Funcionários relatam insegurança e condições sanitárias precárias em reforma do HSPM de São Paulo

© Prefeitura de São Paulo

Trabalhadores do Hospital do Servidor Público Municipal (HSPM), localizado na capital paulista, formalizaram denúncias graves sobre as condições de segurança nas obras de modernização da unidade. Segundo relatos, as intervenções estruturais estão sendo realizadas sem o isolamento adequado, expondo pacientes e funcionários a riscos de contaminação e acidentes em áreas críticas, como o centro cirúrgico e setores de internação.

A denúncia, capitaneada pelo Sindicato dos Trabalhadores na Administração Pública e Autarquias no Município de São Paulo (Sindsep), aponta que o uso de materiais precários, como plástico preto e fita crepe, é insuficiente para conter a dispersão de resíduos em ambientes hospitalares. A preocupação central reside na possibilidade de contaminação cruzada, que pode comprometer materiais estéreis e a integridade de pacientes imunocomprometidos.

Falhas no planejamento e gestão de riscos

O sindicato sustenta que a administração do hospital não estabeleceu um diálogo efetivo com as equipes assistenciais, ignorando normas internas e protocolos de segurança. De acordo com Flávia Anunciação, secretária de Trabalhadores da Saúde do Sindsep, a falta de um plano de contingência estruturado é o ponto mais crítico, uma vez que as reformas ocorrem simultaneamente ao atendimento de pacientes, sem o devido isolamento dos fluxos de trabalho.

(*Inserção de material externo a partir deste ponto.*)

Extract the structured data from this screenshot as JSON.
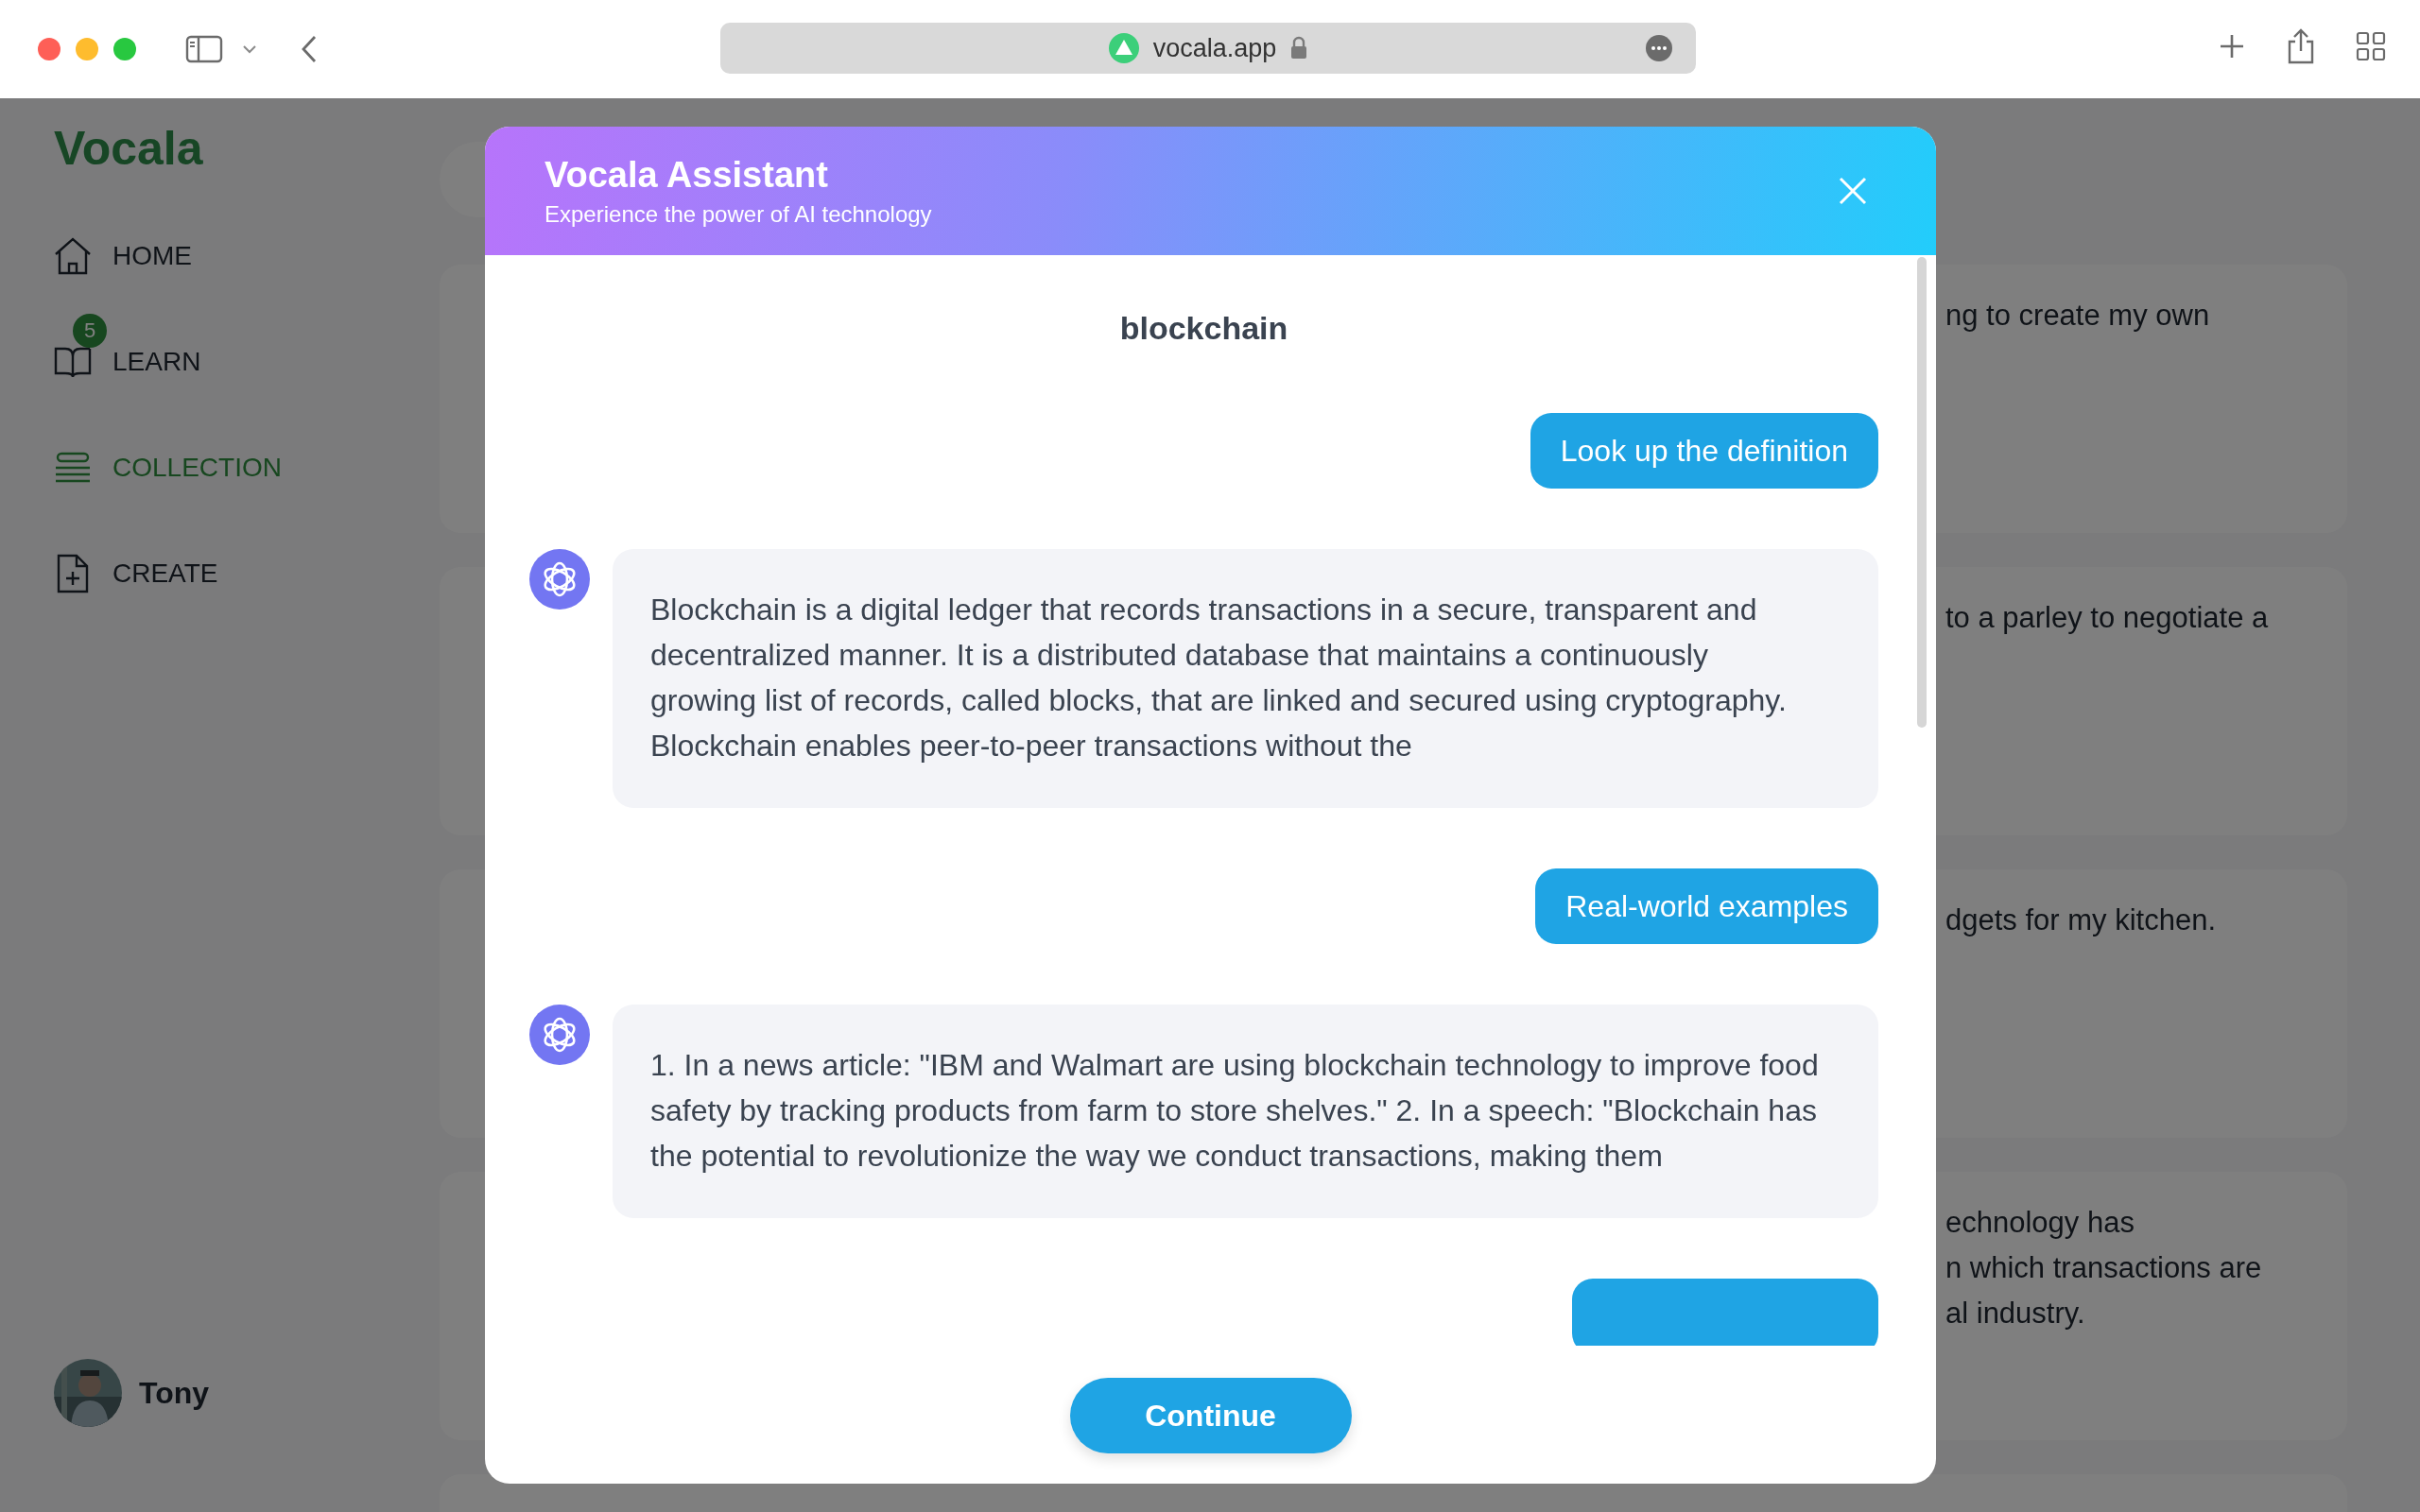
{
  "browser": {
    "url": "vocala.app"
  },
  "sidebar": {
    "logo": "Vocala",
    "items": [
      {
        "label": "HOME",
        "selected": false
      },
      {
        "label": "LEARN",
        "selected": false,
        "badge": "5"
      },
      {
        "label": "COLLECTION",
        "selected": true
      },
      {
        "label": "CREATE",
        "selected": false
      }
    ],
    "user": {
      "name": "Tony"
    }
  },
  "cards": [
    {
      "text": "ng to create my own"
    },
    {
      "text": "to a parley to negotiate a"
    },
    {
      "text": "dgets for my kitchen."
    },
    {
      "text": "echnology has\nn which transactions are\nal industry."
    }
  ],
  "modal": {
    "title": "Vocala Assistant",
    "subtitle": "Experience the power of AI technology",
    "word": "blockchain",
    "messages": [
      {
        "kind": "user",
        "text": "Look up the definition"
      },
      {
        "kind": "assistant",
        "text": "Blockchain is a digital ledger that records transactions in a secure, transparent and decentralized manner. It is a distributed database that maintains a continuously growing list of records, called blocks, that are linked and secured using cryptography. Blockchain enables peer-to-peer transactions without the"
      },
      {
        "kind": "user",
        "text": "Real-world examples"
      },
      {
        "kind": "assistant",
        "text": "1. In a news article: \"IBM and Walmart are using blockchain technology to improve food safety by tracking products from farm to store shelves.\" 2. In a speech: \"Blockchain has the potential to revolutionize the way we conduct transactions, making them"
      },
      {
        "kind": "user"
      }
    ],
    "button": "Continue"
  }
}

A entidade compara a situação atual com padrões exigidos no setor privado, afirmando que, sob as mesmas condições, unidades particulares seriam interditadas. O questionamento principal não é a necessidade de modernização, mas a metodologia adotada, que desconsidera a complexidade de operar um canteiro de obras dentro de um ambiente de alta sensibilidade biológica.

Riscos de contaminação e impacto ambiental

Um dos perigos mais alarmantes apontados pelos profissionais é a geração de poeira fina proveniente das obras. Este material particulado pode carregar esporos de Aspergillus, um fungo comum que, em ambiente hospitalar, representa uma ameaça severa para pacientes com saúde fragilizada, podendo causar aspergilose, uma infecção respiratória grave que, em casos extremos, pode levar ao óbito, conforme alerta o Ministério da Saúde.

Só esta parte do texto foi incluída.